Gabriele Niola

WebTheatre/ Halo, il re delle web-serie

di G. Niola - Più che un videogioco un fenomeno di costume. Destinato a fare proseliti e seguaci tra i videogiocatori. Con un approccio più cinematografico che pensato per Internet, però

Roma - Come Dracula è il soggetto che vanta probabilmente il maggior numero di trasposizioni, adattamenti, parodie, remix ecc, così Halo è il soggetto che più ha stimolato la fantasia e la creatività online. Non solo una delle prime webserie in assoluto era tratta dal videogioco per Xbox ma anche la più longeva in assoluto (è sempre la stessa, Red vs Blue, partita nel 2003 e arrivata alla decima stagione). In mezzo ci sono stati altri adattamenti, parodie e variazioni sul tema tra i quali si era distinto a lungo Arby n the Chief, curioso ibrido tra live action con pupazzi e machinima, e ora un'altra webserie, stavolta live action, di prossima partenza.

Il perchè di una simile moltiplicazione di racconti intorno ad Halo è presto detto. L'impatto che la struttura militar-fantascientifica del gioco ha avuto sulla comunità dei gamer è stato fortissimo, più delle modalità di gioco e della trama in sè, l'ambientazione, i presupposti sia di fantasia che di scienza, e il modo con il quale i personaggi si relazionano tra loro, hanno stimolato imitazione e presa in giro in un target (giocatori hard core) che è stata anche la prima tipologia umana ad interessarsi alle possibilità creative e distributive di Internet.

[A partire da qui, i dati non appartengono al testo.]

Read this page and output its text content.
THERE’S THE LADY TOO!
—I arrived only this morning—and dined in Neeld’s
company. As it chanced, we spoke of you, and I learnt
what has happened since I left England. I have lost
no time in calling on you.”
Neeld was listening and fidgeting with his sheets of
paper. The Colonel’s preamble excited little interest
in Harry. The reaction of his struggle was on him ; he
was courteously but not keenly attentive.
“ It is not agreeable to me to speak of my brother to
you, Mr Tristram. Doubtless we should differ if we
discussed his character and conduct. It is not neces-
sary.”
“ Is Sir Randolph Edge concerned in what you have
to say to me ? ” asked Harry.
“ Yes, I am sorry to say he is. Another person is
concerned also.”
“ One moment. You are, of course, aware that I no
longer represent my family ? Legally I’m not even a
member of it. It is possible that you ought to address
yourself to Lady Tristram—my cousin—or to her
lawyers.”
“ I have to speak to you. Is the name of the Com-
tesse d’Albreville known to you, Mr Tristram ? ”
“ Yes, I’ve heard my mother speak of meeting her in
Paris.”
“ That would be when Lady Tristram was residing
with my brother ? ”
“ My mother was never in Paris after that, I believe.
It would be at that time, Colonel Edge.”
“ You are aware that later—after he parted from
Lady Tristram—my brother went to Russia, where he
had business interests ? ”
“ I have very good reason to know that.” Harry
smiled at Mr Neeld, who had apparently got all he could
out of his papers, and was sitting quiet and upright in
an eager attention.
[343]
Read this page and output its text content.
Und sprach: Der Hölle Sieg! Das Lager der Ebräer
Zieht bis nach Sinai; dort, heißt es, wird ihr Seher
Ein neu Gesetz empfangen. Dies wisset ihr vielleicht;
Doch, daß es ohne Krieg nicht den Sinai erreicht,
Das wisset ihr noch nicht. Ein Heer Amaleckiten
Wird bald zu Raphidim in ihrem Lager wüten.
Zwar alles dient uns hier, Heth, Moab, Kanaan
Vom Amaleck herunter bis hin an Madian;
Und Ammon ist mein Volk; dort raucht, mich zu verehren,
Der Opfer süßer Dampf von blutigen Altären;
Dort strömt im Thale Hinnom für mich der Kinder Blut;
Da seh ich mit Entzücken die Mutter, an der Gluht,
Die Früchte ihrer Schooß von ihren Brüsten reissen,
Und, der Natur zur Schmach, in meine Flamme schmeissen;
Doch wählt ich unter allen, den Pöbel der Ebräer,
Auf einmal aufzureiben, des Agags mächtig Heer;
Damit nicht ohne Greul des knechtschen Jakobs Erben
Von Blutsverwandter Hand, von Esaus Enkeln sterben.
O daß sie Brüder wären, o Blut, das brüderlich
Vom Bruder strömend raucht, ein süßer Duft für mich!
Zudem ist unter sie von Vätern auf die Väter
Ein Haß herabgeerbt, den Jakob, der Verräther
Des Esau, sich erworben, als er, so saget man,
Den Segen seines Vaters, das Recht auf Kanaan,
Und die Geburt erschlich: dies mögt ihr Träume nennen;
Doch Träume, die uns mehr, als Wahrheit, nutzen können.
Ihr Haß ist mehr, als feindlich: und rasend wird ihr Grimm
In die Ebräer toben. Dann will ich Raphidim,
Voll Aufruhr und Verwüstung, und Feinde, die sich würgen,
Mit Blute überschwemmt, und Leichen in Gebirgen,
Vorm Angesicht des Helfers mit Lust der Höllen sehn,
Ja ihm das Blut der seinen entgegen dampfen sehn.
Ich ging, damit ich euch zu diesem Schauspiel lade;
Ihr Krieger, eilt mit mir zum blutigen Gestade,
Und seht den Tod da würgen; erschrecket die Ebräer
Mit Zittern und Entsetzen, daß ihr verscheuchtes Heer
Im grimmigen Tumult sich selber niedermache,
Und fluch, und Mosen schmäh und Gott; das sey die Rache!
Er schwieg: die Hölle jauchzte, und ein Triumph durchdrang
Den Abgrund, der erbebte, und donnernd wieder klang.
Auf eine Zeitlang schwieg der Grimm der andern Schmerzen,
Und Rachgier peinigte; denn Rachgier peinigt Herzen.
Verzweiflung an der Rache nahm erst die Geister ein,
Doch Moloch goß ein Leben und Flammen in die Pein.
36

Insomma Halo era l'ambientazione giusta per il pubblico giusto nel momento giusto per creare altri racconti. E il successo di quelle prime produzioni continua a fomentarne di nuove.

Il caso cardinale di Red vs Blue parla chiaro. Si tratta ovviamente di un prodotto di fantascienza che mescola trame, intrecci e svolgimenti molto seri e intricati, tirando in ballo questioni, elementi e temi tipici della fantascienza hard core, con un umorismo geek spinto che lo avvicina in certi momenti alle produzioni tipicamente internettiane. Promossa in un ambito molto settoriale come la comunità di machinima, cioè i video animati realizzati sfruttando il motore grafico del videogioco di cui sopra, la serie ideata e diretta da Bernie Burns e Matt Hullum ha presto superato i confini dei giocatori di Halo trovando accordi di sponsorizzazione e distribuzione che tutt'ora la tengono fuori da YouTube e in eslcusiva sul sito di Rooster Teeth, ma non ne intaccano il successo.
Prova di questo è il fatto che è da poco andato online l'episodio 6 di questa decima stagione in cui compare Sigma, un nuovo personaggio, un'intelligenza artificiale malvagia doppiata da Elijah Wood, personalità in vista nella comunità geek per il ruolo prominente avuto nell'adattamento cinematografico di Il signore degli anelli.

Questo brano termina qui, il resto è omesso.